12 cloves garlic, grated
2 tsp baking powder
Place pork belly skin-side down on a large cutting board. Using a sharp kitchen knife, score the flesh at an angle using strokes about 1-inch apart. Rotate knife 90 degrees and repeat to create a diamond pattern in the meat (#). Flip the belly skin side up and using a sharp pointed knife, poke the meat all-over.
Squeeze the juice of the lime and lemon and rub all over the pork (meaty part). Leave it for 10 minutes. Then pat dry before applying the seasoning.
Season pork with the mixtures of pepper & fennel, crushed red pepper, chopped sage, grated ginger & garlic, dry oregano, and sea salt. Rub the mixture deeply into the cracks and crevices in the meat.
Place the seasoned pork belly skin side down. Leave the meat at room temperature for 2 hours before roasting.
Roll the belly lengthwise into a tight log.
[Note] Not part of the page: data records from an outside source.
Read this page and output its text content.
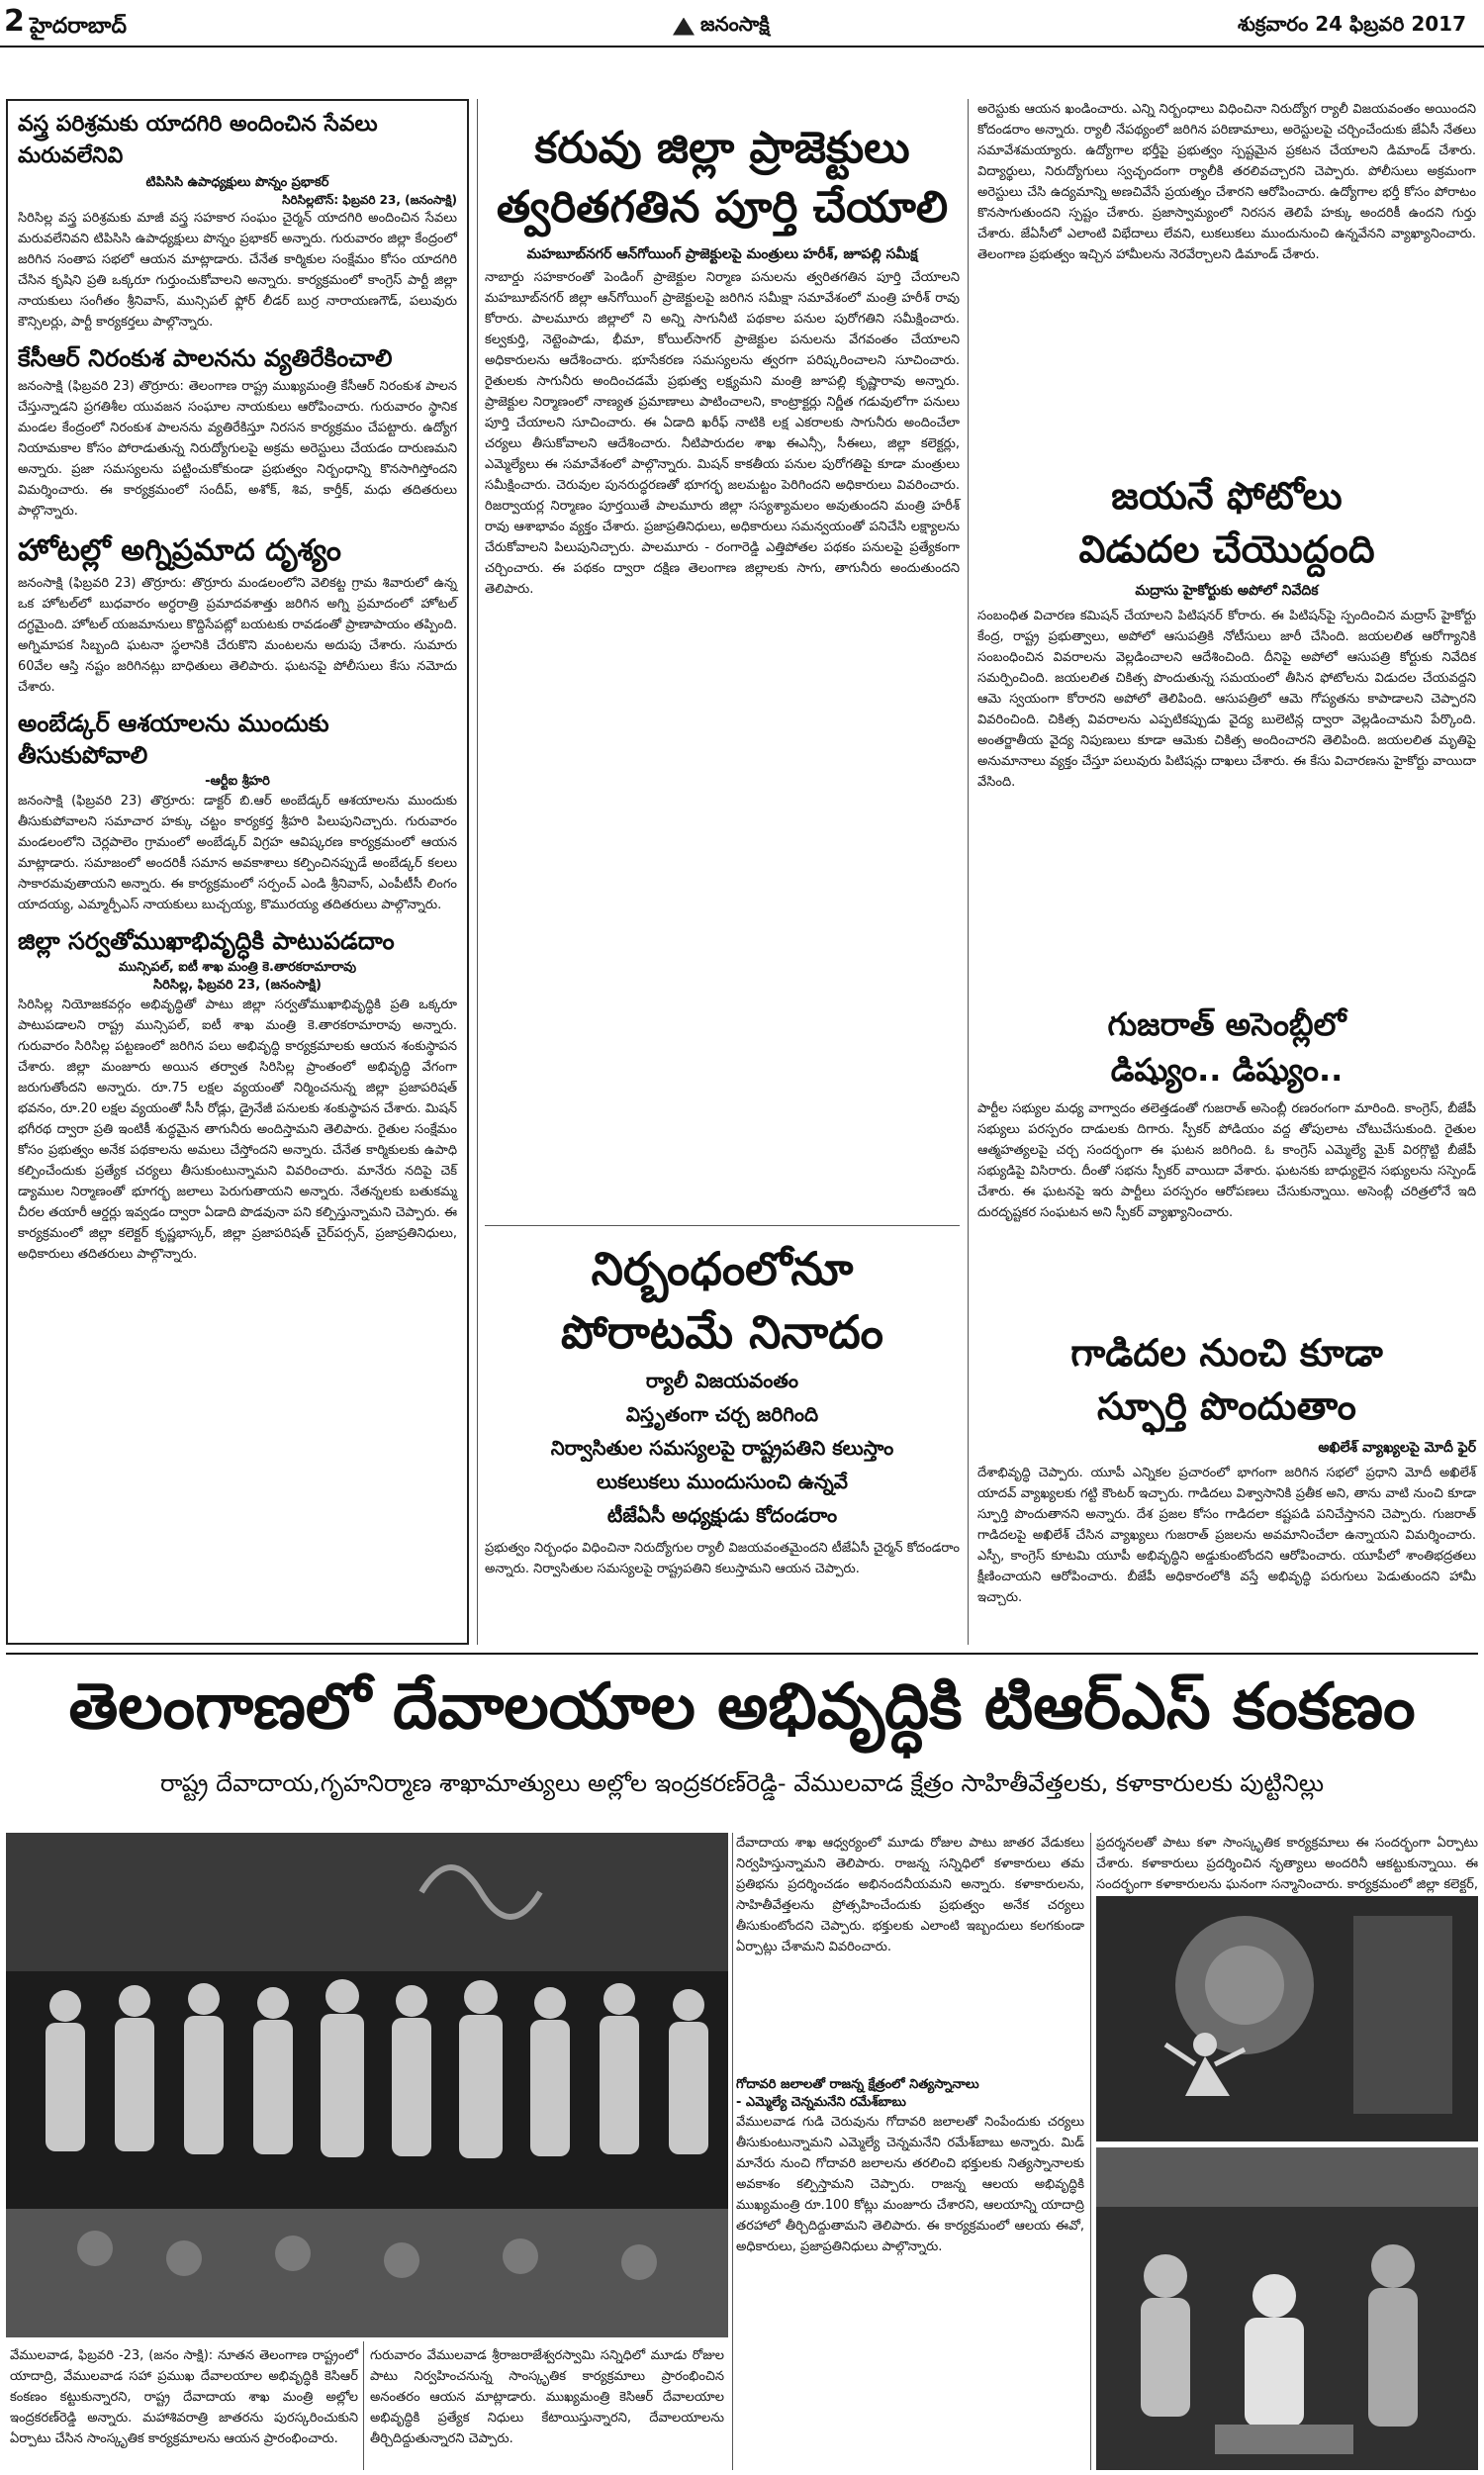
2 హైదరాబాద్	జనంసాక్షి	శుక్రవారం 24 ఫిబ్రవరి 2017
వస్త్ర పరిశ్రమకు యాదగిరి అందించిన సేవలు మరువలేనివి
టిపిసిసి ఉపాధ్యక్షులు పొన్నం ప్రభాకర్
సిరిసిల్లటౌన్: ఫిబ్రవరి 23, (జనంసాక్షి)

సిరిసిల్ల వస్త్ర పరిశ్రమకు మాజీ వస్త్ర సహకార సంఘం చైర్మన్ యాదగిరి అందించిన సేవలు మరువలేనివని టిపిసిసి ఉపాధ్యక్షులు పొన్నం ప్రభాకర్ అన్నారు. గురువారం జిల్లా కేంద్రంలో జరిగిన సంతాప సభలో ఆయన మాట్లాడారు. చేనేత కార్మికుల సంక్షేమం కోసం యాదగిరి చేసిన కృషిని ప్రతి ఒక్కరూ గుర్తుంచుకోవాలని అన్నారు. కార్యక్రమంలో కాంగ్రెస్ పార్టీ జిల్లా నాయకులు సంగీతం శ్రీనివాస్, మున్సిపల్ ఫ్లోర్ లీడర్ బుర్ర నారాయణగౌడ్, పలువురు కౌన్సిలర్లు, పార్టీ కార్యకర్తలు పాల్గొన్నారు.

కేసీఆర్ నిరంకుశ పాలనను వ్యతిరేకించాలి

జనంసాక్షి (ఫిబ్రవరి 23) తొర్రూరు: తెలంగాణ రాష్ట్ర ముఖ్యమంత్రి కేసీఆర్ నిరంకుశ పాలన చేస్తున్నాడని ప్రగతిశీల యువజన సంఘాల నాయకులు ఆరోపించారు. గురువారం స్థానిక మండల కేంద్రంలో నిరంకుశ పాలనను వ్యతిరేకిస్తూ నిరసన కార్యక్రమం చేపట్టారు. ఉద్యోగ నియామకాల కోసం పోరాడుతున్న నిరుద్యోగులపై అక్రమ అరెస్టులు చేయడం దారుణమని అన్నారు. ప్రజా సమస్యలను పట్టించుకోకుండా ప్రభుత్వం నిర్బంధాన్ని కొనసాగిస్తోందని విమర్శించారు. ఈ కార్యక్రమంలో సందీప్, అశోక్, శివ, కార్తీక్, మధు తదితరులు పాల్గొన్నారు.

హోటల్లో అగ్నిప్రమాద దృశ్యం

జనంసాక్షి (ఫిబ్రవరి 23) తొర్రూరు: తొర్రూరు మండలంలోని వెలికట్ట గ్రామ శివారులో ఉన్న ఒక హోటల్‌లో బుధవారం అర్ధరాత్రి ప్రమాదవశాత్తు జరిగిన అగ్ని ప్రమాదంలో హోటల్ దగ్ధమైంది. హోటల్ యజమానులు కొద్దిసేపట్లో బయటకు రావడంతో ప్రాణాపాయం తప్పింది. అగ్నిమాపక సిబ్బంది ఘటనా స్థలానికి చేరుకొని మంటలను అదుపు చేశారు. సుమారు 60వేల ఆస్తి నష్టం జరిగినట్లు బాధితులు తెలిపారు. ఘటనపై పోలీసులు కేసు నమోదు చేశారు.

అంబేడ్కర్ ఆశయాలను ముందుకు తీసుకుపోవాలి
-ఆర్టీఐ శ్రీహరి

జనంసాక్షి (ఫిబ్రవరి 23) తొర్రూరు: డాక్టర్ బి.ఆర్ అంబేడ్కర్ ఆశయాలను ముందుకు తీసుకుపోవాలని సమాచార హక్కు చట్టం కార్యకర్త శ్రీహరి పిలుపునిచ్చారు. గురువారం మండలంలోని చెర్లపాలెం గ్రామంలో అంబేడ్కర్ విగ్రహ ఆవిష్కరణ కార్యక్రమంలో ఆయన మాట్లాడారు. సమాజంలో అందరికీ సమాన అవకాశాలు కల్పించినప్పుడే అంబేడ్కర్ కలలు సాకారమవుతాయని అన్నారు. ఈ కార్యక్రమంలో సర్పంచ్ ఎండి శ్రీనివాస్, ఎంపీటీసీ లింగం యాదయ్య, ఎమ్మార్పీఎస్ నాయకులు బుచ్చయ్య, కొమురయ్య తదితరులు పాల్గొన్నారు.

జిల్లా సర్వతోముఖాభివృద్ధికి పాటుపడదాం
మున్సిపల్, ఐటీ శాఖ మంత్రి కె.తారకరామారావు
సిరిసిల్ల, ఫిబ్రవరి 23, (జనంసాక్షి)

సిరిసిల్ల నియోజకవర్గం అభివృద్ధితో పాటు జిల్లా సర్వతోముఖాభివృద్ధికి ప్రతి ఒక్కరూ పాటుపడాలని రాష్ట్ర మున్సిపల్, ఐటీ శాఖ మంత్రి కె.తారకరామారావు అన్నారు. గురువారం సిరిసిల్ల పట్టణంలో జరిగిన పలు అభివృద్ధి కార్యక్రమాలకు ఆయన శంకుస్థాపన చేశారు. జిల్లా మంజూరు అయిన తర్వాత సిరిసిల్ల ప్రాంతంలో అభివృద్ధి వేగంగా జరుగుతోందని అన్నారు. రూ.75 లక్షల వ్యయంతో నిర్మించనున్న జిల్లా ప్రజాపరిషత్ భవనం, రూ.20 లక్షల వ్యయంతో సీసీ రోడ్లు, డ్రైనేజీ పనులకు శంకుస్థాపన చేశారు. మిషన్ భగీరథ ద్వారా ప్రతి ఇంటికీ శుద్ధమైన తాగునీరు అందిస్తామని తెలిపారు. రైతుల సంక్షేమం కోసం ప్రభుత్వం అనేక పథకాలను అమలు చేస్తోందని అన్నారు. చేనేత కార్మికులకు ఉపాధి కల్పించేందుకు ప్రత్యేక చర్యలు తీసుకుంటున్నామని వివరించారు. మానేరు నదిపై చెక్ డ్యాముల నిర్మాణంతో భూగర్భ జలాలు పెరుగుతాయని అన్నారు. నేతన్నలకు బతుకమ్మ చీరల తయారీ ఆర్డర్లు ఇవ్వడం ద్వారా ఏడాది పొడవునా పని కల్పిస్తున్నామని చెప్పారు. ఈ కార్యక్రమంలో జిల్లా కలెక్టర్ కృష్ణభాస్కర్, జిల్లా ప్రజాపరిషత్ చైర్‌పర్సన్, ప్రజాప్రతినిధులు, అధికారులు తదితరులు పాల్గొన్నారు.

కరువు జిల్లా ప్రాజెక్టులు
త్వరితగతిన పూర్తి చేయాలి
మహబూబ్‌నగర్ ఆన్‌గోయింగ్ ప్రాజెక్టులపై మంత్రులు హరీశ్, జూపల్లి సమీక్ష

నాబార్డు సహకారంతో పెండింగ్ ప్రాజెక్టుల నిర్మాణ పనులను త్వరితగతిన పూర్తి చేయాలని మహబూబ్‌నగర్ జిల్లా ఆన్‌గోయింగ్ ప్రాజెక్టులపై జరిగిన సమీక్షా సమావేశంలో మంత్రి హరీశ్ రావు కోరారు. పాలమూరు జిల్లాలో ని అన్ని సాగునీటి పథకాల పనుల పురోగతిని సమీక్షించారు. కల్వకుర్తి, నెట్టెంపాడు, భీమా, కోయిల్‌సాగర్ ప్రాజెక్టుల పనులను వేగవంతం చేయాలని అధికారులను ఆదేశించారు. భూసేకరణ సమస్యలను త్వరగా పరిష్కరించాలని సూచించారు. రైతులకు సాగునీరు అందించడమే ప్రభుత్వ లక్ష్యమని మంత్రి జూపల్లి కృష్ణారావు అన్నారు. ప్రాజెక్టుల నిర్మాణంలో నాణ్యత ప్రమాణాలు పాటించాలని, కాంట్రాక్టర్లు నిర్ణీత గడువులోగా పనులు పూర్తి చేయాలని సూచించారు. ఈ ఏడాది ఖరీఫ్ నాటికి లక్ష ఎకరాలకు సాగునీరు అందించేలా చర్యలు తీసుకోవాలని ఆదేశించారు. నీటిపారుదల శాఖ ఈఎన్సీ, సీఈలు, జిల్లా కలెక్టర్లు, ఎమ్మెల్యేలు ఈ సమావేశంలో పాల్గొన్నారు. మిషన్ కాకతీయ పనుల పురోగతిపై కూడా మంత్రులు సమీక్షించారు. చెరువుల పునరుద్ధరణతో భూగర్భ జలమట్టం పెరిగిందని అధికారులు వివరించారు. రిజర్వాయర్ల నిర్మాణం పూర్తయితే పాలమూరు జిల్లా సస్యశ్యామలం అవుతుందని మంత్రి హరీశ్ రావు ఆశాభావం వ్యక్తం చేశారు. ప్రజాప్రతినిధులు, అధికారులు సమన్వయంతో పనిచేసి లక్ష్యాలను చేరుకోవాలని పిలుపునిచ్చారు. పాలమూరు - రంగారెడ్డి ఎత్తిపోతల పథకం పనులపై ప్రత్యేకంగా చర్చించారు. ఈ పథకం ద్వారా దక్షిణ తెలంగాణ జిల్లాలకు సాగు, తాగునీరు అందుతుందని తెలిపారు.

నిర్బంధంలోనూ
పోరాటమే నినాదం
ర్యాలీ విజయవంతం
విస్తృతంగా చర్చ జరిగింది
నిర్వాసితుల సమస్యలపై రాష్ట్రపతిని కలుస్తాం
లుకలుకలు ముందుసుంచి ఉన్నవే
టీజేఏసీ అధ్యక్షుడు కోదండరాం

ప్రభుత్వం నిర్బంధం విధించినా నిరుద్యోగుల ర్యాలీ విజయవంతమైందని టీజేఏసీ చైర్మన్ కోదండరాం అన్నారు. నిర్వాసితుల సమస్యలపై రాష్ట్రపతిని కలుస్తామని ఆయన చెప్పారు.

అరెస్టుకు ఆయన ఖండించారు. ఎన్ని నిర్బంధాలు విధించినా నిరుద్యోగ ర్యాలీ విజయవంతం అయిందని కోదండరాం అన్నారు. ర్యాలీ నేపథ్యంలో జరిగిన పరిణామాలు, అరెస్టులపై చర్చించేందుకు జేఏసీ నేతలు సమావేశమయ్యారు. ఉద్యోగాల భర్తీపై ప్రభుత్వం స్పష్టమైన ప్రకటన చేయాలని డిమాండ్ చేశారు. విద్యార్థులు, నిరుద్యోగులు స్వచ్ఛందంగా ర్యాలీకి తరలివచ్చారని చెప్పారు. పోలీసులు అక్రమంగా అరెస్టులు చేసి ఉద్యమాన్ని అణచివేసే ప్రయత్నం చేశారని ఆరోపించారు. ఉద్యోగాల భర్తీ కోసం పోరాటం కొనసాగుతుందని స్పష్టం చేశారు. ప్రజాస్వామ్యంలో నిరసన తెలిపే హక్కు అందరికీ ఉందని గుర్తు చేశారు. జేఏసీలో ఎలాంటి విభేదాలు లేవని, లుకలుకలు ముందునుంచి ఉన్నవేనని వ్యాఖ్యానించారు. తెలంగాణ ప్రభుత్వం ఇచ్చిన హామీలను నెరవేర్చాలని డిమాండ్ చేశారు.

జయనే ఫోటోలు
విడుదల చేయొద్దంది
మద్రాసు హైకోర్టుకు అపోలో నివేదిక

సంబంధిత విచారణ కమిషన్ చేయాలని పిటిషనర్ కోరారు. ఈ పిటిషన్‌పై స్పందించిన మద్రాస్ హైకోర్టు కేంద్ర, రాష్ట్ర ప్రభుత్వాలు, అపోలో ఆసుపత్రికి నోటీసులు జారీ చేసింది. జయలలిత ఆరోగ్యానికి సంబంధించిన వివరాలను వెల్లడించాలని ఆదేశించింది. దీనిపై అపోలో ఆసుపత్రి కోర్టుకు నివేదిక సమర్పించింది. జయలలిత చికిత్స పొందుతున్న సమయంలో తీసిన ఫోటోలను విడుదల చేయవద్దని ఆమె స్వయంగా కోరారని అపోలో తెలిపింది. ఆసుపత్రిలో ఆమె గోప్యతను కాపాడాలని చెప్పారని వివరించింది. చికిత్స వివరాలను ఎప్పటికప్పుడు వైద్య బులెటిన్ల ద్వారా వెల్లడించామని పేర్కొంది. అంతర్జాతీయ వైద్య నిపుణులు కూడా ఆమెకు చికిత్స అందించారని తెలిపింది. జయలలిత మృతిపై అనుమానాలు వ్యక్తం చేస్తూ పలువురు పిటిషన్లు దాఖలు చేశారు. ఈ కేసు విచారణను హైకోర్టు వాయిదా వేసింది.

గుజరాత్ అసెంబ్లీలో
డిష్యుం.. డిష్యుం..

పార్టీల సభ్యుల మధ్య వాగ్వాదం తలెత్తడంతో గుజరాత్ అసెంబ్లీ రణరంగంగా మారింది. కాంగ్రెస్, బీజేపీ సభ్యులు పరస్పరం దాడులకు దిగారు. స్పీకర్ పోడియం వద్ద తోపులాట చోటుచేసుకుంది. రైతుల ఆత్మహత్యలపై చర్చ సందర్భంగా ఈ ఘటన జరిగింది. ఓ కాంగ్రెస్ ఎమ్మెల్యే మైక్ విరగ్గొట్టి బీజేపీ సభ్యుడిపై విసిరారు. దీంతో సభను స్పీకర్ వాయిదా వేశారు. ఘటనకు బాధ్యులైన సభ్యులను సస్పెండ్ చేశారు. ఈ ఘటనపై ఇరు పార్టీలు పరస్పరం ఆరోపణలు చేసుకున్నాయి. అసెంబ్లీ చరిత్రలోనే ఇది దురదృష్టకర సంఘటన అని స్పీకర్ వ్యాఖ్యానించారు.

గాడిదల నుంచి కూడా
స్ఫూర్తి పొందుతాం
అఖిలేశ్ వ్యాఖ్యలపై మోదీ ఫైర్

దేశాభివృద్ధి చెప్పారు. యూపీ ఎన్నికల ప్రచారంలో భాగంగా జరిగిన సభలో ప్రధాని మోదీ అఖిలేశ్ యాదవ్ వ్యాఖ్యలకు గట్టి కౌంటర్ ఇచ్చారు. గాడిదలు విశ్వాసానికి ప్రతీక అని, తాను వాటి నుంచి కూడా స్ఫూర్తి పొందుతానని అన్నారు. దేశ ప్రజల కోసం గాడిదలా కష్టపడి పనిచేస్తానని చెప్పారు. గుజరాత్ గాడిదలపై అఖిలేశ్ చేసిన వ్యాఖ్యలు గుజరాత్ ప్రజలను అవమానించేలా ఉన్నాయని విమర్శించారు. ఎస్పీ, కాంగ్రెస్ కూటమి యూపీ అభివృద్ధిని అడ్డుకుంటోందని ఆరోపించారు. యూపీలో శాంతిభద్రతలు క్షీణించాయని ఆరోపించారు. బీజేపీ అధికారంలోకి వస్తే అభివృద్ధి పరుగులు పెడుతుందని హామీ ఇచ్చారు.

తెలంగాణలో దేవాలయాల అభివృద్ధికి టిఆర్ఎస్ కంకణం
రాష్ట్ర దేవాదాయ,గృహనిర్మాణ శాఖామాత్యులు అల్లోల ఇంద్రకరణ్‌రెడ్డి- వేములవాడ క్షేత్రం సాహితీవేత్తలకు, కళాకారులకు పుట్టినిల్లు

వేములవాడ, ఫిబ్రవరి -23, (జనం సాక్షి): నూతన తెలంగాణ రాష్ట్రంలో యాదాద్రి, వేములవాడ సహా ప్రముఖ దేవాలయాల అభివృద్ధికి కెసిఆర్ కంకణం కట్టుకున్నారని, రాష్ట్ర దేవాదాయ శాఖ మంత్రి అల్లోల ఇంద్రకరణ్‌రెడ్డి అన్నారు. మహాశివరాత్రి జాతరను పురస్కరించుకుని ఏర్పాటు చేసిన సాంస్కృతిక కార్యక్రమాలను ఆయన ప్రారంభించారు.

గురువారం వేములవాడ శ్రీరాజరాజేశ్వరస్వామి సన్నిధిలో మూడు రోజుల పాటు నిర్వహించనున్న సాంస్కృతిక కార్యక్రమాలు ప్రారంభించిన అనంతరం ఆయన మాట్లాడారు. ముఖ్యమంత్రి కెసిఆర్ దేవాలయాల అభివృద్ధికి ప్రత్యేక నిధులు కేటాయిస్తున్నారని, దేవాలయాలను తీర్చిదిద్దుతున్నారని చెప్పారు.

దేవాదాయ శాఖ ఆధ్వర్యంలో మూడు రోజుల పాటు జాతర వేడుకలు నిర్వహిస్తున్నామని తెలిపారు. రాజన్న సన్నిధిలో కళాకారులు తమ ప్రతిభను ప్రదర్శించడం అభినందనీయమని అన్నారు. కళాకారులను, సాహితీవేత్తలను ప్రోత్సహించేందుకు ప్రభుత్వం అనేక చర్యలు తీసుకుంటోందని చెప్పారు. భక్తులకు ఎలాంటి ఇబ్బందులు కలగకుండా ఏర్పాట్లు చేశామని వివరించారు.

గోదావరి జలాలతో రాజన్న క్షేత్రంలో నిత్యస్నానాలు
- ఎమ్మెల్యే చెన్నమనేని రమేశ్‌బాబు

వేములవాడ గుడి చెరువును గోదావరి జలాలతో నింపేందుకు చర్యలు తీసుకుంటున్నామని ఎమ్మెల్యే చెన్నమనేని రమేశ్‌బాబు అన్నారు. మిడ్ మానేరు నుంచి గోదావరి జలాలను తరలించి భక్తులకు నిత్యస్నానాలకు అవకాశం కల్పిస్తామని చెప్పారు. రాజన్న ఆలయ అభివృద్ధికి ముఖ్యమంత్రి రూ.100 కోట్లు మంజూరు చేశారని, ఆలయాన్ని యాదాద్రి తరహాలో తీర్చిదిద్దుతామని తెలిపారు. ఈ కార్యక్రమంలో ఆలయ ఈవో, అధికారులు, ప్రజాప్రతినిధులు పాల్గొన్నారు.

ప్రదర్శనలతో పాటు కళా సాంస్కృతిక కార్యక్రమాలు ఈ సందర్భంగా ఏర్పాటు చేశారు. కళాకారులు ప్రదర్శించిన నృత్యాలు అందరినీ ఆకట్టుకున్నాయి. ఈ సందర్భంగా కళాకారులను ఘనంగా సన్మానించారు. కార్యక్రమంలో జిల్లా కలెక్టర్,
Cut 10 pieces of kitchen twine long enough to tie around the pork and lay them down in regular intervals along your cutting board, about 1-inch apart each. Lay rolled pork seam-side down on top of strings. Working from the outermost strings towards the center, tie up roast tightly.
Combine 2 tBsp sea salt with 2 tSp baking powder. Rub mixture over entire surface of the Porchetta. This is a key element to get a crispy and cracking skin.
Preheat oven to 150°C and adjust the oven rack to the lower-middle position. Place roasting pan lined with the parchment paper in the oven and roast porchetta for about two hours, baste with the dripping every half hour.
Increase oven temperature to 250°C and continue roasting until completely crisp and blistered skin (20 minutes).
Let it rest for 15 minutes. Slice with a serrated knife into 1-inch thick disks and serve!